LC-MS Quantification of Malondialdehyde-Dansylhydrazine Derivatives in Urine and Serum Samples

• Published in: Journal of analytical toxicology Vol. 44; no. 5; pp. 470 - 481
• Main Authors: Kartavenka, Kostya, Panuwet, Parinya, Yakimavets, Volha, Jaikang, Churdsak, Thipubon, Kanitarin, D’Souza, Priya Esilda, Barr, Dana Boyd, Ryan, P Barry
• Format: Journal Article
• Language: English
• Published: England Oxford University Press 02.04.2020
• Subjects: Body Fluids; Chromatography, High Pressure Liquid; Chromatography, Liquid; Dansyl Compounds - metabolism; Humans; Hydrazines - blood; Hydrazines - metabolism; Hydrazines - urine; Limit of Detection; Malondialdehyde - blood; Malondialdehyde - metabolism; Malondialdehyde - urine; Tandem Mass Spectrometry; LC-MS; malondialdehyde; derivatization; serum; urine; marker of lipid peroxidation
• ISSN: 0146-4760; 1945-2403
• DOI: 10.1093/jat/bkz112

Abstract We developed a robust analytical method for quantification of malondialdehyde (MDA) in urine and serum samples using dansylhydrazine (DH) as a derivatizing reagent. The derivatization procedure was partially carried out using an autosampler injection program to minimize errors associated with the low-volume addition of reagents and was optimized to yield a stable hydrazone derivative of MDA and its labeled d2-MDA analogue.

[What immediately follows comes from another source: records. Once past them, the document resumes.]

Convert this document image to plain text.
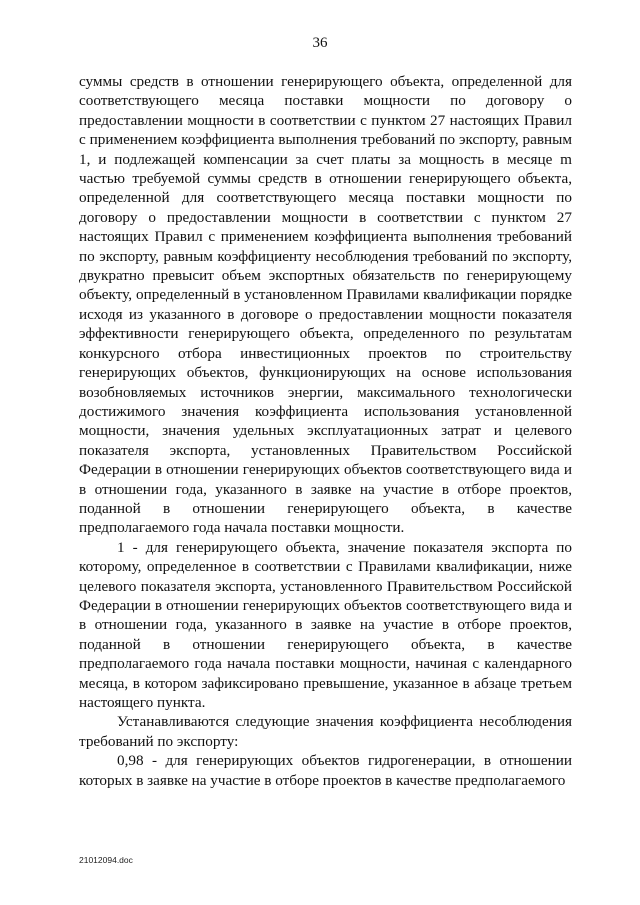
36

суммы средств в отношении генерирующего объекта, определенной для соответствующего месяца поставки мощности по договору о предоставлении мощности в соответствии с пунктом 27 настоящих Правил с применением коэффициента выполнения требований по экспорту, равным 1, и подлежащей компенсации за счет платы за мощность в месяце m частью требуемой суммы средств в отношении генерирующего объекта, определенной для соответствующего месяца поставки мощности по договору о предоставлении мощности в соответствии с пунктом 27 настоящих Правил с применением коэффициента выполнения требований по экспорту, равным коэффициенту несоблюдения требований по экспорту, двукратно превысит объем экспортных обязательств по генерирующему объекту, определенный в установленном Правилами квалификации порядке исходя из указанного в договоре о предоставлении мощности показателя эффективности генерирующего объекта, определенного по результатам конкурсного отбора инвестиционных проектов по строительству генерирующих объектов, функционирующих на основе использования возобновляемых источников энергии, максимального технологически достижимого значения коэффициента использования установленной мощности, значения удельных эксплуатационных затрат и целевого показателя экспорта, установленных Правительством Российской Федерации в отношении генерирующих объектов соответствующего вида и в отношении года, указанного в заявке на участие в отборе проектов, поданной в отношении генерирующего объекта, в качестве предполагаемого года начала поставки мощности.

1 - для генерирующего объекта, значение показателя экспорта по которому, определенное в соответствии с Правилами квалификации, ниже целевого показателя экспорта, установленного Правительством Российской Федерации в отношении генерирующих объектов соответствующего вида и в отношении года, указанного в заявке на участие в отборе проектов, поданной в отношении генерирующего объекта, в качестве предполагаемого года начала поставки мощности, начиная с календарного месяца, в котором зафиксировано превышение, указанное в абзаце третьем настоящего пункта.

Устанавливаются следующие значения коэффициента несоблюдения требований по экспорту:

0,98 - для генерирующих объектов гидрогенерации, в отношении которых в заявке на участие в отборе проектов в качестве предполагаемого

21012094.doc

The target MDA-DH derivatives were separated on an Agilent Zorbax Eclipse Plus Phenyl-Hexyl (3.0 × 100 mm, 3.5 μm) column. The mass-to-charge ratios of the target derivatives [(M+H)+ of 302 and 304 for MDA-DH and d2-MDA-DH, respectively] were analyzed in single ion monitoring mode using a single quadrupole mass spectrometer operated under positive electrospray ionization. The method limits of quantification were 5.63 nM (or 0.405 ng/mL) for urine analysis and 5.68 nM (or 0.409 ng/mL) for serum analysis. The quantification range for urine analysis was 5.63–500 nM (0.405–36.0 ng/mL) while the quantification range for serum analysis was 5.68–341 nM (0.409–24.6 ng/mL). The method showed good relative recoveries (98–103%), good accuracies (92–98%), and acceptable precisions (relative standard deviations 1.8–7.3% for inter-day precision; 1.8–6.1% for intra-day precision) as observed from the repeat analysis of quality control samples prepared at different concentrations. The method was used to measure MDA in individual urine samples (n = 287) and de-identified archived serum samples (n = 22) to assess the overall performance of the method. The results demonstrated that our method is capable of measuring urinary and serum levels of MDA, allowing its future application in epidemiologic investigations.